For me, even samples preparation - e.g. two different PXRD preparations of the same material -  will produce an error that is several times 0.01.

The employed EDX/EDS does not detect La in the  samples, ... 

Thats  all. 

 

 

Author Response

Regarding the first comment:

For me, even samples preparation - e.g. two different PXRD preparations of the same material -  will produce an error that is several times 0.01.

We are aware that in some samples the La doping percentage is low. However, even low lanthanum doping percentages produce a statistically significant variation of the electrochemical detection signal. This result is of outstanding relevance for the development of sensitive La-Hap based sensors, which motivated our work.

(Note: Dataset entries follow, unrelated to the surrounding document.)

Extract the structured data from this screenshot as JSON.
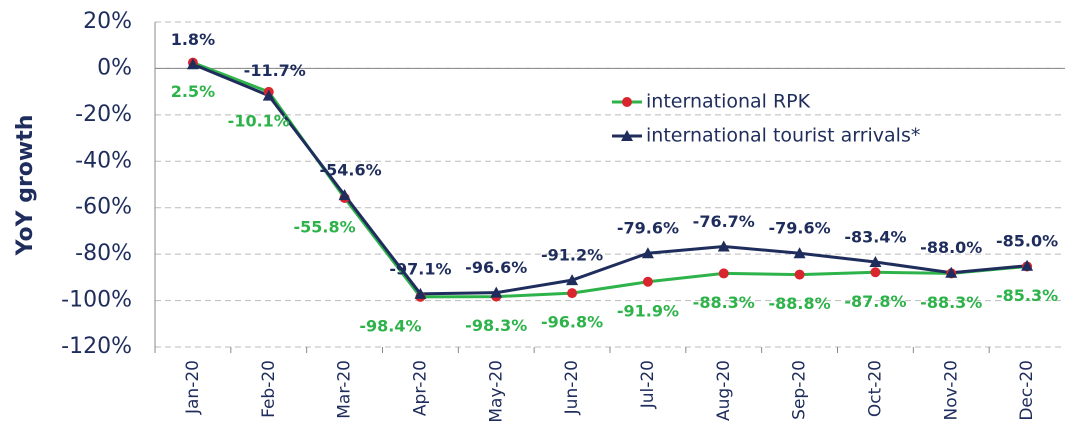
{
  "chart_data": {
    "type": "line",
    "y_label": "YoY growth",
    "categories": [
      "Jan-20",
      "Feb-20",
      "Mar-20",
      "Apr-20",
      "May-20",
      "Jun-20",
      "Jul-20",
      "Aug-20",
      "Sep-20",
      "Oct-20",
      "Nov-20",
      "Dec-20"
    ],
    "series": [
      {
        "name": "international RPK",
        "color": "#2db34a",
        "marker_color": "#d9262e",
        "marker": "circle",
        "values": [
          2.5,
          -10.1,
          -55.8,
          -98.4,
          -98.3,
          -96.8,
          -91.9,
          -88.3,
          -88.8,
          -87.8,
          -88.3,
          -85.3
        ],
        "value_labels": [
          "2.5%",
          "-10.1%",
          "-55.8%",
          "-98.4%",
          "-98.3%",
          "-96.8%",
          "-91.9%",
          "-88.3%",
          "-88.8%",
          "-87.8%",
          "-88.3%",
          "-85.3%"
        ]
      },
      {
        "name": "international tourist arrivals*",
        "color": "#1f2d5c",
        "marker_color": "#1f2d5c",
        "marker": "triangle",
        "values": [
          1.8,
          -11.7,
          -54.6,
          -97.1,
          -96.6,
          -91.2,
          -79.6,
          -76.7,
          -79.6,
          -83.4,
          -88.0,
          -85.0
        ],
        "value_labels": [
          "1.8%",
          "-11.7%",
          "-54.6%",
          "-97.1%",
          "-96.6%",
          "-91.2%",
          "-79.6%",
          "-76.7%",
          "-79.6%",
          "-83.4%",
          "-88.0%",
          "-85.0%"
        ]
      }
    ],
    "ylim": [
      -120,
      20
    ],
    "yticks": [
      {
        "value": 20,
        "label": "20%"
      },
      {
        "value": 0,
        "label": "0%"
      },
      {
        "value": -20,
        "label": "-20%"
      },
      {
        "value": -40,
        "label": "-40%"
      },
      {
        "value": -60,
        "label": "-60%"
      },
      {
        "value": -80,
        "label": "-80%"
      },
      {
        "value": -100,
        "label": "-100%"
      },
      {
        "value": -120,
        "label": "-120%"
      }
    ],
    "grid": true
  }
}
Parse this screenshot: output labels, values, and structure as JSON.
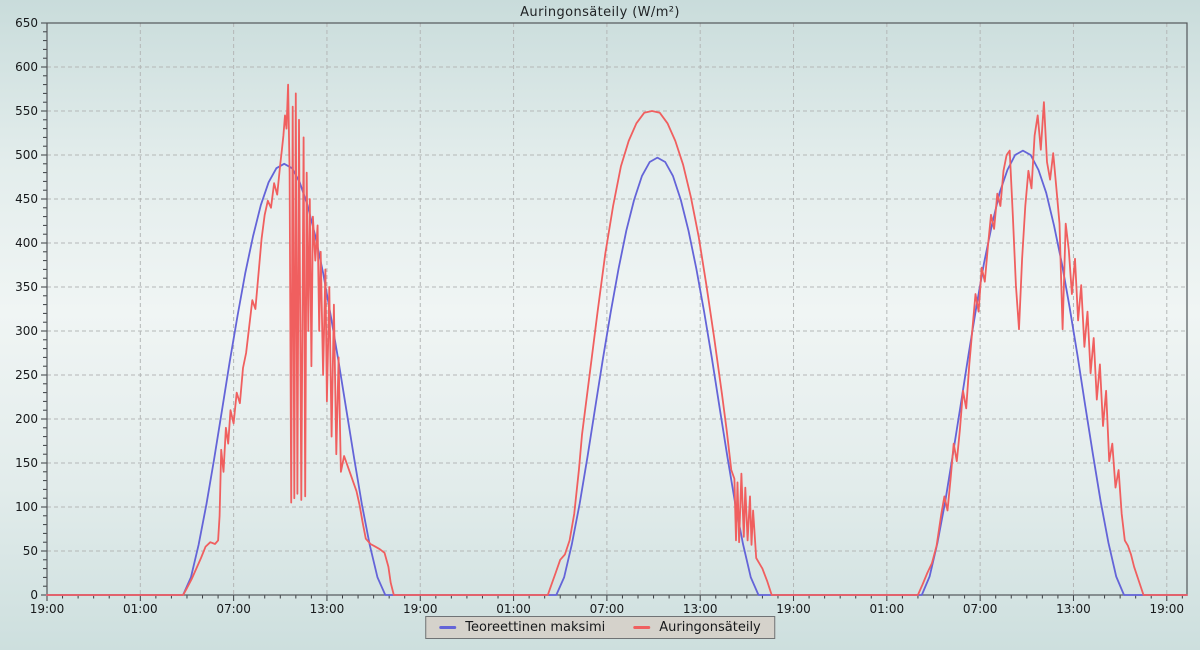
{
  "title": "Auringonsäteily (W/m²)",
  "colors": {
    "background_top": "#c9dcdb",
    "background_mid": "#f0f5f4",
    "background_bottom": "#cddfde",
    "plot_border": "#53575b",
    "grid": "#b4b7b7",
    "tick": "#3a3e42",
    "text": "#17191b",
    "legend_bg": "#d5d2cb",
    "legend_border": "#6f7375",
    "series_blue": "#6464d8",
    "series_red": "#f05f5f"
  },
  "legend": {
    "items": [
      {
        "label": "Teoreettinen maksimi",
        "color": "#6464d8"
      },
      {
        "label": "Auringonsäteily",
        "color": "#f05f5f"
      }
    ]
  },
  "chart_data": {
    "type": "line",
    "title": "Auringonsäteily (W/m²)",
    "xlabel": "",
    "ylabel": "",
    "x_unit": "hours from first 19:00 tick, spanning 3 days",
    "x_range_hours": [
      0,
      73.3
    ],
    "x_major_tick_interval_h": 6,
    "x_minor_tick_interval_h": 1,
    "x_tick_hours": [
      0,
      6,
      12,
      18,
      24,
      30,
      36,
      42,
      48,
      54,
      60,
      66,
      72
    ],
    "x_tick_labels": [
      "19:00",
      "01:00",
      "07:00",
      "13:00",
      "19:00",
      "01:00",
      "07:00",
      "13:00",
      "19:00",
      "01:00",
      "07:00",
      "13:00",
      "19:00"
    ],
    "ylim": [
      0,
      650
    ],
    "y_major_tick_interval": 50,
    "y_minor_tick_interval": 10,
    "y_tick_labels": [
      "0",
      "50",
      "100",
      "150",
      "200",
      "250",
      "300",
      "350",
      "400",
      "450",
      "500",
      "550",
      "600",
      "650"
    ],
    "grid": true,
    "grid_style": "dashed",
    "legend_position": "bottom-center",
    "series": [
      {
        "name": "Teoreettinen maksimi",
        "color": "#6464d8",
        "points": [
          [
            0,
            0
          ],
          [
            8.75,
            0
          ],
          [
            9.25,
            20
          ],
          [
            9.75,
            57
          ],
          [
            10.25,
            103
          ],
          [
            10.75,
            155
          ],
          [
            11.25,
            210
          ],
          [
            11.75,
            265
          ],
          [
            12.25,
            317
          ],
          [
            12.75,
            366
          ],
          [
            13.25,
            408
          ],
          [
            13.75,
            443
          ],
          [
            14.25,
            469
          ],
          [
            14.75,
            485
          ],
          [
            15.25,
            490
          ],
          [
            15.75,
            485
          ],
          [
            16.25,
            469
          ],
          [
            16.75,
            443
          ],
          [
            17.25,
            408
          ],
          [
            17.75,
            366
          ],
          [
            18.25,
            317
          ],
          [
            18.75,
            265
          ],
          [
            19.25,
            210
          ],
          [
            19.75,
            155
          ],
          [
            20.25,
            103
          ],
          [
            20.75,
            57
          ],
          [
            21.25,
            20
          ],
          [
            21.75,
            0
          ],
          [
            32.75,
            0
          ],
          [
            33.25,
            20
          ],
          [
            33.75,
            58
          ],
          [
            34.25,
            104
          ],
          [
            34.75,
            157
          ],
          [
            35.25,
            213
          ],
          [
            35.75,
            269
          ],
          [
            36.25,
            322
          ],
          [
            36.75,
            371
          ],
          [
            37.25,
            414
          ],
          [
            37.75,
            449
          ],
          [
            38.25,
            476
          ],
          [
            38.75,
            492
          ],
          [
            39.25,
            497
          ],
          [
            39.75,
            492
          ],
          [
            40.25,
            476
          ],
          [
            40.75,
            449
          ],
          [
            41.25,
            414
          ],
          [
            41.75,
            371
          ],
          [
            42.25,
            322
          ],
          [
            42.75,
            269
          ],
          [
            43.25,
            213
          ],
          [
            43.75,
            157
          ],
          [
            44.25,
            104
          ],
          [
            44.75,
            58
          ],
          [
            45.25,
            20
          ],
          [
            45.75,
            0
          ],
          [
            56.25,
            0
          ],
          [
            56.75,
            21
          ],
          [
            57.25,
            59
          ],
          [
            57.75,
            106
          ],
          [
            58.25,
            160
          ],
          [
            58.75,
            216
          ],
          [
            59.25,
            273
          ],
          [
            59.75,
            327
          ],
          [
            60.25,
            377
          ],
          [
            60.75,
            420
          ],
          [
            61.25,
            457
          ],
          [
            61.75,
            483
          ],
          [
            62.25,
            500
          ],
          [
            62.75,
            505
          ],
          [
            63.25,
            500
          ],
          [
            63.75,
            483
          ],
          [
            64.25,
            457
          ],
          [
            64.75,
            420
          ],
          [
            65.25,
            377
          ],
          [
            65.75,
            327
          ],
          [
            66.25,
            273
          ],
          [
            66.75,
            216
          ],
          [
            67.25,
            160
          ],
          [
            67.75,
            106
          ],
          [
            68.25,
            59
          ],
          [
            68.75,
            21
          ],
          [
            69.25,
            0
          ],
          [
            73.3,
            0
          ]
        ]
      },
      {
        "name": "Auringonsäteily",
        "color": "#f05f5f",
        "points": [
          [
            0,
            0
          ],
          [
            8.75,
            0
          ],
          [
            9,
            8
          ],
          [
            9.3,
            18
          ],
          [
            9.6,
            30
          ],
          [
            9.9,
            42
          ],
          [
            10.2,
            55
          ],
          [
            10.5,
            60
          ],
          [
            10.8,
            58
          ],
          [
            11,
            62
          ],
          [
            11.1,
            90
          ],
          [
            11.2,
            165
          ],
          [
            11.35,
            140
          ],
          [
            11.5,
            190
          ],
          [
            11.65,
            172
          ],
          [
            11.8,
            210
          ],
          [
            12,
            195
          ],
          [
            12.2,
            230
          ],
          [
            12.4,
            218
          ],
          [
            12.6,
            258
          ],
          [
            12.8,
            275
          ],
          [
            13,
            305
          ],
          [
            13.2,
            335
          ],
          [
            13.4,
            325
          ],
          [
            13.6,
            365
          ],
          [
            13.8,
            405
          ],
          [
            14,
            432
          ],
          [
            14.2,
            448
          ],
          [
            14.4,
            440
          ],
          [
            14.6,
            468
          ],
          [
            14.8,
            455
          ],
          [
            15,
            490
          ],
          [
            15.1,
            505
          ],
          [
            15.2,
            522
          ],
          [
            15.3,
            545
          ],
          [
            15.4,
            530
          ],
          [
            15.5,
            580
          ],
          [
            15.6,
            480
          ],
          [
            15.7,
            105
          ],
          [
            15.8,
            555
          ],
          [
            15.9,
            110
          ],
          [
            16,
            570
          ],
          [
            16.1,
            115
          ],
          [
            16.2,
            540
          ],
          [
            16.35,
            108
          ],
          [
            16.5,
            520
          ],
          [
            16.6,
            112
          ],
          [
            16.7,
            480
          ],
          [
            16.8,
            300
          ],
          [
            16.9,
            450
          ],
          [
            17,
            260
          ],
          [
            17.1,
            430
          ],
          [
            17.25,
            380
          ],
          [
            17.4,
            420
          ],
          [
            17.5,
            300
          ],
          [
            17.6,
            390
          ],
          [
            17.75,
            250
          ],
          [
            17.9,
            370
          ],
          [
            18,
            220
          ],
          [
            18.15,
            350
          ],
          [
            18.3,
            180
          ],
          [
            18.45,
            330
          ],
          [
            18.6,
            160
          ],
          [
            18.75,
            270
          ],
          [
            18.9,
            140
          ],
          [
            19.1,
            158
          ],
          [
            19.3,
            148
          ],
          [
            19.5,
            138
          ],
          [
            19.7,
            128
          ],
          [
            19.9,
            118
          ],
          [
            20.1,
            102
          ],
          [
            20.3,
            82
          ],
          [
            20.5,
            64
          ],
          [
            20.8,
            58
          ],
          [
            21.1,
            55
          ],
          [
            21.4,
            52
          ],
          [
            21.7,
            48
          ],
          [
            21.95,
            32
          ],
          [
            22.1,
            14
          ],
          [
            22.3,
            0
          ],
          [
            32.2,
            0
          ],
          [
            32.4,
            10
          ],
          [
            32.7,
            25
          ],
          [
            33,
            40
          ],
          [
            33.3,
            46
          ],
          [
            33.6,
            62
          ],
          [
            33.9,
            92
          ],
          [
            34.2,
            142
          ],
          [
            34.4,
            182
          ],
          [
            34.9,
            252
          ],
          [
            35.4,
            322
          ],
          [
            35.9,
            388
          ],
          [
            36.4,
            442
          ],
          [
            36.9,
            487
          ],
          [
            37.4,
            516
          ],
          [
            37.9,
            536
          ],
          [
            38.4,
            548
          ],
          [
            38.9,
            550
          ],
          [
            39.4,
            548
          ],
          [
            39.9,
            536
          ],
          [
            40.4,
            516
          ],
          [
            40.9,
            489
          ],
          [
            41.4,
            452
          ],
          [
            41.9,
            407
          ],
          [
            42.4,
            352
          ],
          [
            42.9,
            292
          ],
          [
            43.4,
            228
          ],
          [
            43.7,
            188
          ],
          [
            44,
            142
          ],
          [
            44.2,
            132
          ],
          [
            44.3,
            62
          ],
          [
            44.4,
            128
          ],
          [
            44.5,
            60
          ],
          [
            44.65,
            138
          ],
          [
            44.8,
            66
          ],
          [
            44.9,
            122
          ],
          [
            45.05,
            62
          ],
          [
            45.2,
            112
          ],
          [
            45.3,
            57
          ],
          [
            45.4,
            96
          ],
          [
            45.6,
            42
          ],
          [
            45.8,
            36
          ],
          [
            46,
            30
          ],
          [
            46.3,
            16
          ],
          [
            46.6,
            0
          ],
          [
            56,
            0
          ],
          [
            56.3,
            12
          ],
          [
            56.6,
            25
          ],
          [
            56.9,
            36
          ],
          [
            57.2,
            56
          ],
          [
            57.5,
            92
          ],
          [
            57.7,
            112
          ],
          [
            57.9,
            96
          ],
          [
            58.1,
            132
          ],
          [
            58.3,
            172
          ],
          [
            58.5,
            152
          ],
          [
            58.7,
            188
          ],
          [
            58.9,
            232
          ],
          [
            59.1,
            212
          ],
          [
            59.3,
            262
          ],
          [
            59.5,
            302
          ],
          [
            59.7,
            342
          ],
          [
            59.9,
            322
          ],
          [
            60.1,
            372
          ],
          [
            60.3,
            356
          ],
          [
            60.5,
            396
          ],
          [
            60.7,
            432
          ],
          [
            60.9,
            416
          ],
          [
            61.1,
            456
          ],
          [
            61.3,
            442
          ],
          [
            61.5,
            482
          ],
          [
            61.7,
            500
          ],
          [
            61.9,
            505
          ],
          [
            62.1,
            432
          ],
          [
            62.3,
            352
          ],
          [
            62.5,
            302
          ],
          [
            62.7,
            382
          ],
          [
            62.9,
            442
          ],
          [
            63.1,
            482
          ],
          [
            63.3,
            462
          ],
          [
            63.5,
            522
          ],
          [
            63.7,
            545
          ],
          [
            63.9,
            506
          ],
          [
            64.1,
            560
          ],
          [
            64.3,
            492
          ],
          [
            64.5,
            472
          ],
          [
            64.7,
            502
          ],
          [
            64.9,
            462
          ],
          [
            65.1,
            422
          ],
          [
            65.3,
            302
          ],
          [
            65.5,
            422
          ],
          [
            65.7,
            392
          ],
          [
            65.9,
            342
          ],
          [
            66.1,
            382
          ],
          [
            66.3,
            312
          ],
          [
            66.5,
            352
          ],
          [
            66.7,
            282
          ],
          [
            66.9,
            322
          ],
          [
            67.1,
            252
          ],
          [
            67.3,
            292
          ],
          [
            67.5,
            222
          ],
          [
            67.7,
            262
          ],
          [
            67.9,
            192
          ],
          [
            68.1,
            232
          ],
          [
            68.3,
            152
          ],
          [
            68.5,
            172
          ],
          [
            68.7,
            122
          ],
          [
            68.9,
            142
          ],
          [
            69.1,
            92
          ],
          [
            69.3,
            62
          ],
          [
            69.5,
            56
          ],
          [
            69.7,
            46
          ],
          [
            69.9,
            32
          ],
          [
            70.2,
            16
          ],
          [
            70.5,
            0
          ],
          [
            73.3,
            0
          ]
        ]
      }
    ]
  }
}
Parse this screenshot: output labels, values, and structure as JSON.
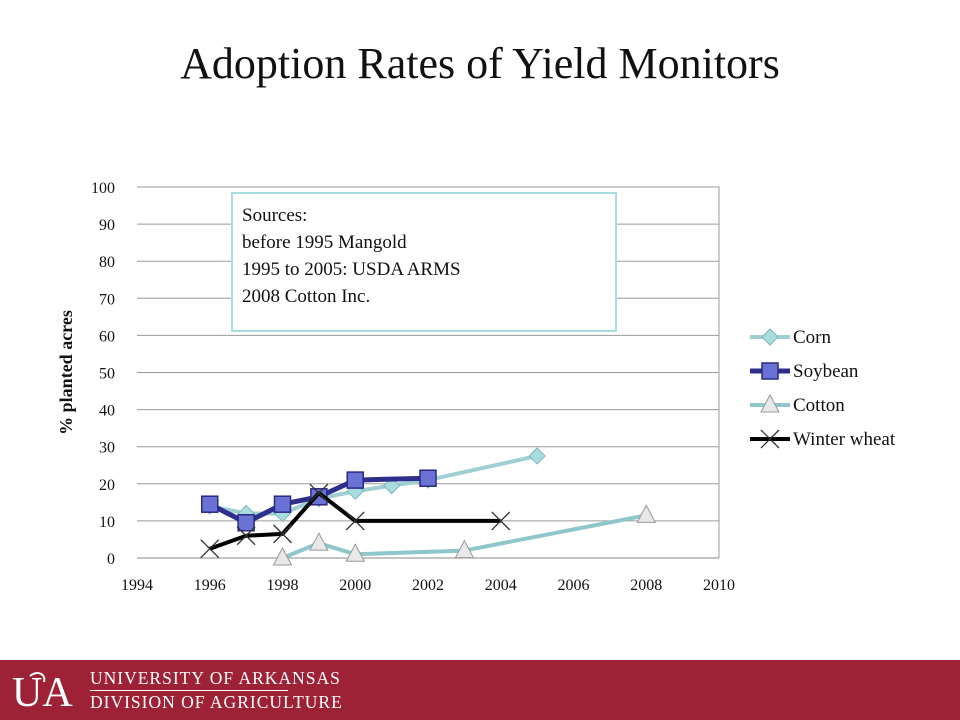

However, we have further modified the following sentence from:

 

‘The precision of the variables refined by the Rietveld method,

in particular of the La occupancy for La1-HAp, is poor due to the

small doping percentage, as well as the presence of a high

background signal at small 2θ angles and an additional crystalline

phase’.

 

to

 

The precision of the variables refined by the Rietveld method, in 

particular of the La occupancy for La1-HAp, is poor due to the small

doping percentage, as well as the presence of a high background

signal at small 2θ angles and an additional crystalline phase,

making questionable the presence of La in the lowest doped sample.'

 

Regarding the second comment:

The employed EDX/EDS does not detect La in the  samples, ... Thats  all.

 

We would like to specify that:

The heterogeneous morphology of the granes makes difficult the readability of EDS qualitative results, partially interfering with the X-ray fluorescence emitted by the samples.

Nevertheless, EDS is able to detect Rare Earth content up to 0.1 wt % in crystalline matrices.